We’re using RE2 which doesn’t have this issue.
If what you want is to allow users to run Turing-complete code on the data
We explicitly don’t want that, we’re only looking for data extraction. If a user’s metrics/services/machine taxonomy is so complex that they need a Type-3 grammar to handle it, they have bigger problems and we’ll point them towards our various plugin interfaces to let them code it up themselves in a language of their choice.
This kind of issue is why we have RE2. It lacks a few features that are sometimes handy in complex scenarios, but is designed to be not subject to pathological cases causing exponential CPU time usage. https://github.com/google/re2
On an unrelated note, and wouldn’t have helped here, I have been using Lua patterns lately, which are quite pleasant and much easier to implement than regex. I discovered them after OpenBSD’s http server implemented them. I don’t actually need to use anything like a regex often, but when I do, I use Lua patterns.
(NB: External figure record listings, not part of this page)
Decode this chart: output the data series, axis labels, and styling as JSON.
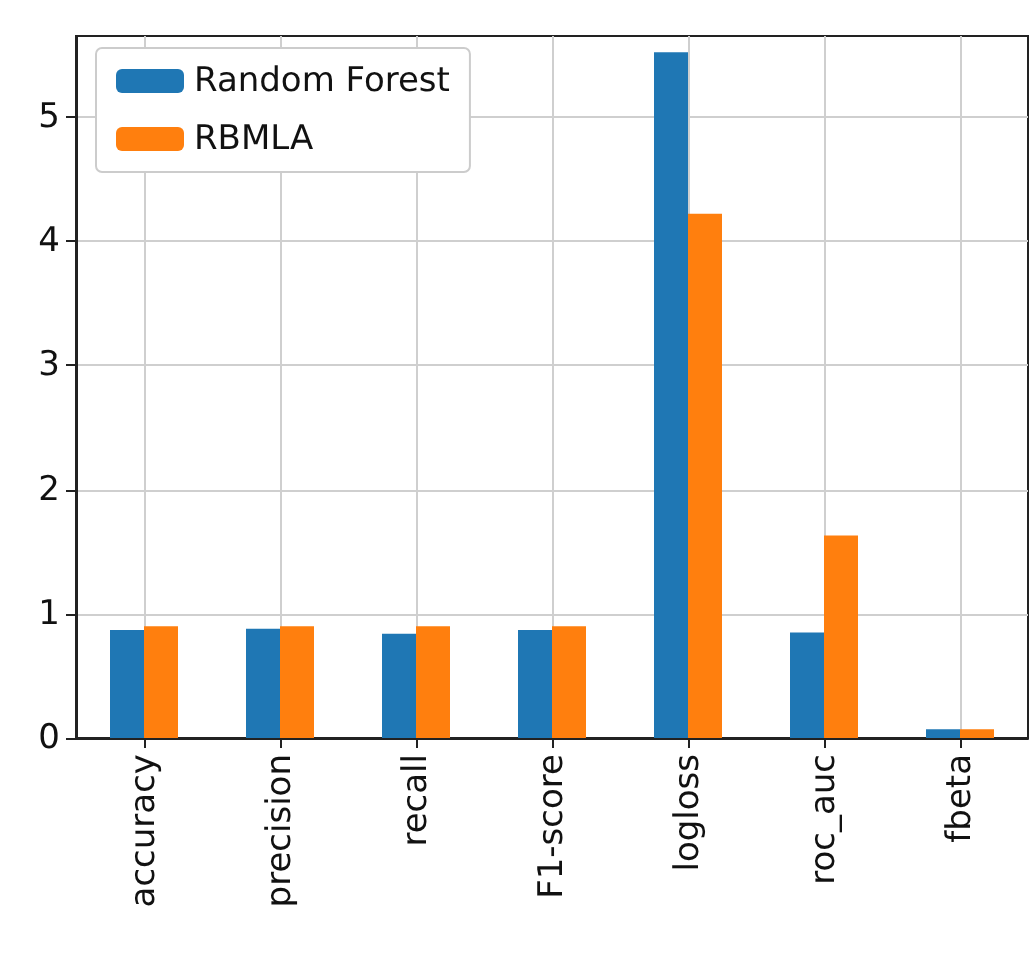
{
  "chart_data": {
    "type": "bar",
    "categories": [
      "accuracy",
      "precision",
      "recall",
      "F1-score",
      "logloss",
      "roc_auc",
      "fbeta"
    ],
    "series": [
      {
        "name": "Random Forest",
        "color": "#1f77b4",
        "values": [
          0.87,
          0.88,
          0.84,
          0.87,
          5.52,
          0.85,
          0.07
        ]
      },
      {
        "name": "RBMLA",
        "color": "#ff7f0e",
        "values": [
          0.9,
          0.9,
          0.9,
          0.9,
          4.22,
          1.63,
          0.07
        ]
      }
    ],
    "ylim": [
      0,
      5.65
    ],
    "yticks": [
      0,
      1,
      2,
      3,
      4,
      5
    ],
    "grid": true,
    "legend": "top left"
  }
}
This seems like a problem a regex engine could optimize for. If the character after the anchor doesn’t match and can’t match, restart matching after it. Something like BM string matching. There can still be some very bad patterns and inputs, but a great many practical cases can be so optimized.
.NET regexen have an optional timeout, which should be used 100% of the time when dealing with untrusted data.
Some regex engines provide an API call that puts an implicit .STAR? at the beginning of the regex so that the semantics of the match are “match anywhere” as opposed to “match only from the start of the string.”
– burntsushi @ Hacker News
So, I guess the solution is to put ^.*? in front of the regular expression?
I doubt that solves the problem. The problem results from the fact the regex engine has already done that. You only need to do that to reproduce the problem with some engines.
Actual (i.e. non-perl) regular expressions don’t have this problem. I don’t think there’s a lot of value in optimizing out the most common ways to hit the problem - as long as you have the problem you’re going to hit it sooner or later, if anything it’s better to make the problem easier to hit so that you find out about it earlier and take appropriate action.